20 July 2006 @ 21:31 hrs.

ENTRADA 101

Sacudí el cuerpo tembloroso de Prit. El ucraniano, sacudiendo la cabeza, murmuraba un montón de incoherencias en ruso. Sus nervios, finalmente, no habían podido soportar por más tiempo la presión. Pasándome uno de sus brazos sobre mis hombros le ayudé a incorporarse. Mi mente pensaba a toda velocidad. No podía largarme de allí sin encontrar a Lúculo, por supuesto, pero lo cierto era que buscar al gato con Prit a cuestas se me antojaba algo realmente difícil. Tenía que encontrar un lugar seguro para resguardar al ucraniano mientras encontraba a mi mascota y después volver a por él para salir de aquel maldito hospital del infierno.

Una enorme y pesada puerta de madera labrada se abría en una de las paredes de aquella sala. Sus artísticos grabados y las enormes manijas de bronce estaban extrañamente fuera de lugar en el ambiente rectilíneo e hipermoderno del Hospital. Aquella puerta de dudoso gusto, que parecía salida de una mansión rococó, no pegaba nada con el resto de las instalaciones.

Intrigado, me acerqué hasta ella y la empuje cautelosamente con un pie. Estaba cerrada, pero una pesada llave antigua colgaba de la cerradura. Tras un par de ruidosas vueltas, la cerradura se abrió, dejando paso libre al interior.

Una suave luz tamizada de diversos colores se filtraba a través de unos altos ventanales alargados, cubriendo el suelo de manchas verdes, azules y rojas. Ante nosotros se abría una pequeña nave, con una doble hilera de bancos de madera a los lados, que terminaba en un estrado un poco más alto donde estaba situado el altar. Sobre el mismo, pendida por unos gruesos cables de acero, colgaba una enorme cruz de madera oscura.

Estábamos en la capilla del Hospital. Que irónico.

Extenuado, dejé caer a Prit en uno de los bancos. Tras descansar unos segundos, recorrí toda la pequeña capilla, prestando atención a los rincones más oscuros, para asegurarme de que no teníamos compañía. Pasé un rato especialmente malo cuando me vi obligado a abrir de una patada un confesionario (la imagen de un sacerdote No Muerto saliendo de allí me paralizaba de asco y terror), pero finalmente pude respirar aliviado. No había nada allí dentro, ni tampoco en la pequeña sacristía adjunta.

De un armarito pegado a la pared saqué lo que parecían ser un par de estolas de celebrar misa. Serían perfectas. Las extendí sobre Prit, que había caído en un sueño profundo e intranquilo. El ucraniano, abrigado con aquellos ropajes ofrecía un extraño aspecto. Lo sacudí por los hombros. Necesitaba veinte segundos de su atención.

El ucraniano se desperezó, con la mirada perdida y vidriosa. Un temblor incontrolable aún le sacudía la mano izquierda.

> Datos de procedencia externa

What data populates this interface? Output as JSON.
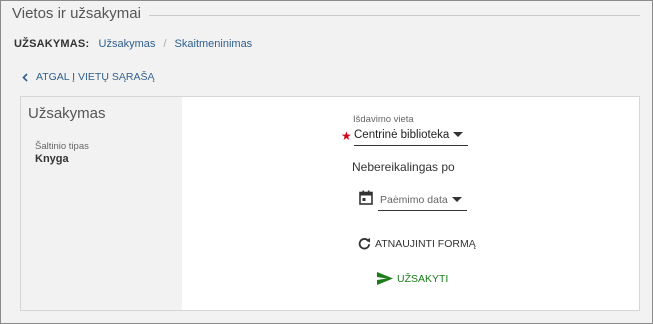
{
  "page_title": "Vietos ir užsakymai",
  "breadcrumb": {
    "label": "UŽSAKYMAS:",
    "items": [
      "Užsakymas",
      "Skaitmeninimas"
    ]
  },
  "back_link": "ATGAL Į VIETŲ SĄRAŠĄ",
  "sidebar": {
    "title": "Užsakymas",
    "source_type_label": "Šaltinio tipas",
    "source_type_value": "Knyga"
  },
  "form": {
    "pickup_label": "Išdavimo vieta",
    "pickup_value": "Centrinė biblioteka",
    "required_mark": "★",
    "not_needed_after": "Nebereikalingas po",
    "date_placeholder": "Paėmimo data",
    "refresh_label": "ATNAUJINTI FORMĄ",
    "submit_label": "UŽSAKYTI"
  },
  "colors": {
    "link": "#2f5f8f",
    "required": "#d0021b",
    "submit": "#1a7d1a"
  },
  "icons": [
    "chevron-left-icon",
    "calendar-icon",
    "refresh-icon",
    "send-icon",
    "caret-down-icon"
  ]
}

—Prit —le dije—. Necesito que me escuches un momento. Tengo que dejarte sólo durante un rato. Lúculo ha desaparecido y tengo que encontrarlo… ¿Me entiendes? —le pregunté.

El ucraniano asintió, sin pronunciar una sola palabra. Parecía estar semicatatónico. Le arropé con las estolas y tras despejarle la frente, le di de beber un trago de la cantimplora (deformada tras la caída por la escalera). Me desprendí de ella y la dejé a su lado. Por mi parte, tuve que sentarme durante unos buenos veinte minutos para controlar el temblor de mis piernas. Los veinte minutos se transformaron en casi una hora. Lo cierto era que cada vez que pensaba en levantarme y cruzar de nuevo aquella puerta un pánico incontrolable me atornillaba al suelo con la fuerza de una prensa.

Sabía que tenía que controlar el miedo. Si dejaba que el pánico prendiese en mí, estaría acabado y Prit conmigo. Valoré la posibilidad de abandonar a Lúculo a su suerte por unos instantes, pero deseché la idea con más rapidez que el tiempo que me lleva escribir esto. Lúculo no era solo mi mascota, ni mi fiel compañero desde hacía meses. No. Mi gato era el último vínculo que me quedaba con mi vida anterior. Si lo perdía, algo dentro de mí se perdería para siempre, y la memoria de la vida que llevaba antes se perdería como arena en el viento. No, tenía que encontrar a Lúculo como fuese. Seguramente el pobre estaría muerto de pánico, escondido debajo de cualquier trasto.

Me incorporé con un chasquido siniestro en mi rodilla que no auguraba nada bueno. Estaba más golpeado de lo que pensaba.